Le point commun est la détresse de ces êtres, visiblement abrutis et ralentis par les traitements dont certains ne comprennent même pas de quelle mesure ils font l'objet, pourquoi ils sont là, pourquoi ils passent devant un tribunal. Certains parlent d'abus de pouvoir et d'emploi excessif de la force. A ce titre le récit (parmi d'autres) de la frêle dame qui travaille à Orange, ceinturée par 12 personnes, dépossédée en 2 minutes de tous ses effets personnels est glaçant.

Face à eux et alternativement, 4 juges, 2 femmes et 2 hommes. A l'exception d'un (le barbu) manifestement pressé d'en finir, il coupe la parole de ses interlocuteurs, sans doute a-t-il la bonne distance pour exercer son ingrat métier, j'ai trouvé les 3 autres juges assez impressionnants dans leur tentative parfois délicate d'être le plus clair possible, leur douceur, leur pédagogie et leur empathie.

Si à deux ou trois reprises il n'est pas interdit de sourire lorsque ce patient, comme un enfant sage, essaie de bien se comporter et emploie des "votre honneur" pour s'adresser au juge, cet autre  (incroyablement cinégénique il faut le reconnaître, plus crédible qu'un personnage de fiction...) pressé de sortir car il a un parti politique à créer et déclare "dans mon parti je supprimerai les psychiatres", je dois dire que je suis sortie en larmes de la projection. Toute cette détresse est la plupart du temps insupportable et le discours "j'ai la folie d'un être humain", "je ne vous entends pas, il y a des voix dans ma tête" bouleversant, mais la plupart des personnes que l'on découvre se sent victime d'une injustice.

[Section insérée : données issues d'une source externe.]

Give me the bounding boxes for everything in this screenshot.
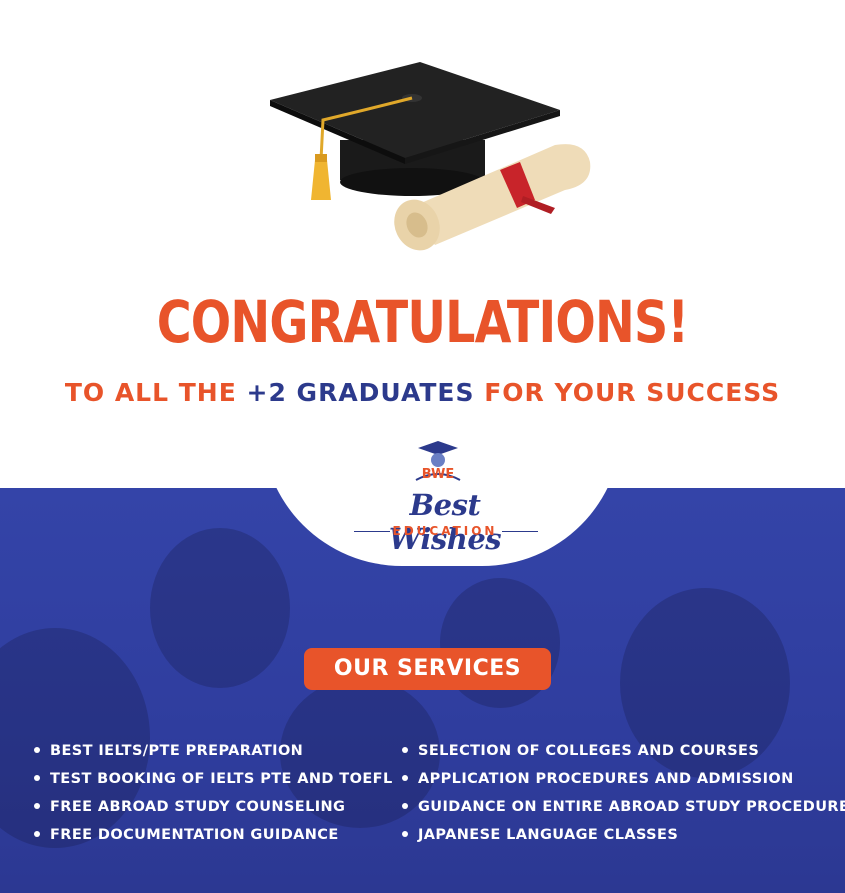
logo-mark-text: BWE bbox=[422, 467, 454, 482]
subline-part3: FOR YOUR SUCCESS bbox=[474, 378, 781, 407]
bullet-icon bbox=[402, 775, 408, 781]
bullet-icon bbox=[34, 803, 40, 809]
services-title: OUR SERVICES bbox=[304, 648, 551, 690]
subline: TO ALL THE +2 GRADUATES FOR YOUR SUCCESS bbox=[0, 378, 845, 407]
subline-part2: +2 GRADUATES bbox=[246, 378, 475, 407]
bullet-icon bbox=[402, 803, 408, 809]
list-item: SELECTION OF COLLEGES AND COURSES bbox=[402, 740, 845, 768]
list-item: FREE ABROAD STUDY COUNSELING bbox=[34, 796, 393, 824]
subline-part1: TO ALL THE bbox=[64, 378, 247, 407]
list-item: TEST BOOKING OF IELTS PTE AND TOEFL bbox=[34, 768, 393, 796]
background-figure bbox=[150, 528, 290, 688]
list-item: JAPANESE LANGUAGE CLASSES bbox=[402, 824, 845, 852]
logo-name: Best Wishes bbox=[388, 488, 502, 556]
bullet-icon bbox=[34, 831, 40, 837]
services-list-left: BEST IELTS/PTE PREPARATION TEST BOOKING … bbox=[34, 740, 393, 852]
bullet-icon bbox=[402, 831, 408, 837]
list-item: GUIDANCE ON ENTIRE ABROAD STUDY PROCEDUR… bbox=[402, 796, 845, 824]
logo-cap-icon: BWE bbox=[415, 441, 461, 482]
bullet-icon bbox=[402, 747, 408, 753]
graduation-cap-icon bbox=[270, 62, 591, 251]
services-list-right: SELECTION OF COLLEGES AND COURSES APPLIC… bbox=[402, 740, 845, 852]
logo-tagline: EDUCATION bbox=[392, 524, 498, 538]
headline: CONGRATULATIONS! bbox=[156, 288, 689, 356]
congratulations-poster: CONGRATULATIONS! TO ALL THE +2 GRADUATES… bbox=[0, 0, 845, 893]
bullet-icon bbox=[34, 747, 40, 753]
list-item: APPLICATION PROCEDURES AND ADMISSION bbox=[402, 768, 845, 796]
bullet-icon bbox=[34, 775, 40, 781]
list-item: FREE DOCUMENTATION GUIDANCE bbox=[34, 824, 393, 852]
list-item: BEST IELTS/PTE PREPARATION bbox=[34, 740, 393, 768]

En exergue du film, cette phrase de Michel Foucault : "De l'homme à l'homme vrai, le chemin passe par l'homme fou".

Commentaires

  • Très belle et très juste citation. J'en suis sortie en me disant que nous étions tous fous, et susceptibles de basculer. Ce documentaire est très beau, très juste et très humain. Mais désolant aussi.
    Une vraie claque, clairement ... Bravo Depardon, quel humaniste !

  • Cet homme est incroyable. Surtout son regard sur l'humanité. Il m'épate.
    J'espère que tu as vu ses autres films.

  • J'ai vu quelques unes de ses expo, j'ai vu aussi Les habitants.

  • Super. Quand on a vu un film ou deux, on ne peut plus s'en passer !

  • Dis donc, ça ferait un diptyque avec le "Titicut follies" que j'ai vu il y a peu.
    Il faut que je découvre Depardon autrement que par ses photos !

  • Je ne connais Titicut.

  • Je vais y aller cette semaine. Je m'attends à du costaud, mais venant de Depardon, on n'attend pas autre chose. Et la régression actuelle du côté de l'HP est vraiment inquiétante.

  • Je ne connais pas l'état de L'HP et espère ne jamais le connaitre... Tu es prévenue tu vas être secouée!

  • Quelle folie d'être passé à côté de ce film en salle ! heureusement, le service public (à une heure scandaleusement tardive néanmoins) m'a offert une deuxième chance. Et je dois dire que je ne regrette pas ce passage chez le juge !
    Tu as tout dit, de l'émotion qui nous étreint à cette ambiance pesante qui règne sur les lieux (ce magistral plan séquence d'ouverture, comme dans un immense vaisseau silencieux, comme si d'Alien aux aliénés il n'y avait qu'un saut dans l'espace). J'étais sanglé dans mon fauteuil, comme sous emprise.